15.第2章(黄金の国)−−−金門
15.第2章(黄金の国)−−−金門
彦太郎が振り返ると船長のジェニングスが立っていた。
キャプテンは左右から迫る岬を交互に指さしたあと、間をくぐって通り抜ける仕種をしながら、さらにゲィト、ゲィトとくり返した。ゲイトとは「門」を意味するらしかった。
《「ゴールドゥ ン」は響きが「ゴールド」と似ておるで、多分「金」と同じ意味やろうから、「金の門」ちゅうことに違ぇねえ》
彦太郎は「ゴールド」の意味は知っていた。彼が覚えた最初の英語の一つだった。
彦太郎たちがオークランド号に拾われてすぐ、唐人が紙に「金山」と書いて船の目的地を彼らに告げたとき、その場にいたオークランド号の船長が「ゴールド」を盛んに繰り返し、その意味を教えてくれた。
「オーケー。ゴールドゥ ン・ゲィト。ベリー・ナイス。ベリー・ビューテッフル」
彦太郎はにわか仕込みの英語を総動員した。
いつもは陽気に応じてくれる船長がこれには答えず、じっと正面を見据えている。久々に眼にする故国に感極まっている様子だった。
この幅1・6〜2・8キロの狭い水路はゴールデン・ゲート(金門)と呼ばれる。カリフォルニアで金が発見されて以来、人々は一獲千金を夢見て殺到した。アメリカ国内からのみならず、ヨーロッパ、中国など海外からも押し寄せた。
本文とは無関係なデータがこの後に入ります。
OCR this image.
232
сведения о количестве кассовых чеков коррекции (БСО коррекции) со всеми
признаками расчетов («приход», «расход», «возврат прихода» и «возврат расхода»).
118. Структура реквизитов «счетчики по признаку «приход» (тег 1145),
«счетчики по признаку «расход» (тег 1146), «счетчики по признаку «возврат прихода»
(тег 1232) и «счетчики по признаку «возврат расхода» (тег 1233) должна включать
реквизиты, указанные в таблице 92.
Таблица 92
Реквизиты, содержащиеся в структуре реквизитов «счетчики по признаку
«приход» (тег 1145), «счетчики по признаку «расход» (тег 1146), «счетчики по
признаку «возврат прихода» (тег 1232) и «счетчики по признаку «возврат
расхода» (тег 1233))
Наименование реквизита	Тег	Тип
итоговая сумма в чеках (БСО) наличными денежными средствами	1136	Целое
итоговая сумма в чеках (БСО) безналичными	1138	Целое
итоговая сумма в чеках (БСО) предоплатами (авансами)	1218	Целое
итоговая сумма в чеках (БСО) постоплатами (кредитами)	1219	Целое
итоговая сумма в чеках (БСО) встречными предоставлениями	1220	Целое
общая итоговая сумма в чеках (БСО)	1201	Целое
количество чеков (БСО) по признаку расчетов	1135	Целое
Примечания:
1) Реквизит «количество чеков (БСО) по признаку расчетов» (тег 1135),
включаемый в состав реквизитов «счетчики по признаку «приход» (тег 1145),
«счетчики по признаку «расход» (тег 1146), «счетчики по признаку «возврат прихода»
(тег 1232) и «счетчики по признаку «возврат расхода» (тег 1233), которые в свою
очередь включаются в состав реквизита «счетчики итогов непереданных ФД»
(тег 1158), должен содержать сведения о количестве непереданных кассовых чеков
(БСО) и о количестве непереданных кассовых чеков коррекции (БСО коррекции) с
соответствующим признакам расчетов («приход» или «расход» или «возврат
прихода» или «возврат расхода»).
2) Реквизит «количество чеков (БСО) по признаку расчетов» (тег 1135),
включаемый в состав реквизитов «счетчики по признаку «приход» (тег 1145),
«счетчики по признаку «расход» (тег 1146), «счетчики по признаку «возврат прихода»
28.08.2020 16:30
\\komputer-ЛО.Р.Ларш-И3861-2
大陸横断鉄道は未だ通じていない時代、東部から来るには途中でパナマ地峡(運河:1914年完成、82キロ)を徒歩で横切るか、あるいは南米南端を回るかして、海路はるばるやってきた。
アジアからは何ヶ月もの間、太平洋の荒波にもまれなければならなかった。命を賭して辿り着いた人々には、これら二つの岬が「黄金の山への入り口」に見えたのだ。
金門の水路を通ってまもなく右手に無数の家並みが見えた。サンフランシスコの町だった。傾斜のゆるい丘の斜面に発達した町らしく、家並みが幾重にも重なりながらずっと奥まで続いている。
オークランド号が、漁船らしい小船が数多く行き交う間をぬって入港を始めると、港の奥の方から二本の帆柱に三角帆をあげた小船が一隻あらわれた。
異常に高い筒状のものを頭上にのせた、立派な身なりの男が数人乗船している。水先案内の船のようであった。頭にのせた筒状のものはシルクハットで、男たちは正装していたのだった。
小船からラッパの合図があり、オークランド号の船長が手をあげてこれに応えた。すると厳めしい出で立ちをした男たちの一人が、艀に乗り換え、近づいてきた。そして艀が横付けされるや、男は、下ろされた梯子を伝って上がってきた。
船縁で待機していたキャプテンは両手を大きく広げ彼を迎えた。水先案内の男も、片手に下げ持っていた、分厚く大きな紙束を甲板におき、キャプテンに歩み寄った。
二人は大げさな身振りで、互いの肩や背中を何回となく叩き合った。久し振りの再会を心から喜んでいるふうであった。
キャプテンはこの後、あとの手続きは部下にまかせると、男が足もとに置いた紙束を拾いあげて自分の部屋に閉じこもった。異様な風体の男は自ら丸い蛇輪をにぎり、オークランド号を港内へと導き始めた。
そしてまもなく埠頭に接岸された。オークランド号の周囲には小は二千石(200t[平成の日本丸は、総トン数2570トン])から大は八千石(800t)ぐらいまでの巨船が無数停泊していた。
先ほどオークランド号の前後左右をたくさんの漁船が行き来していたが、そういった小さな船は一艘も見えなかった。漁船専用の埠頭が別に設けられているに違いなかった。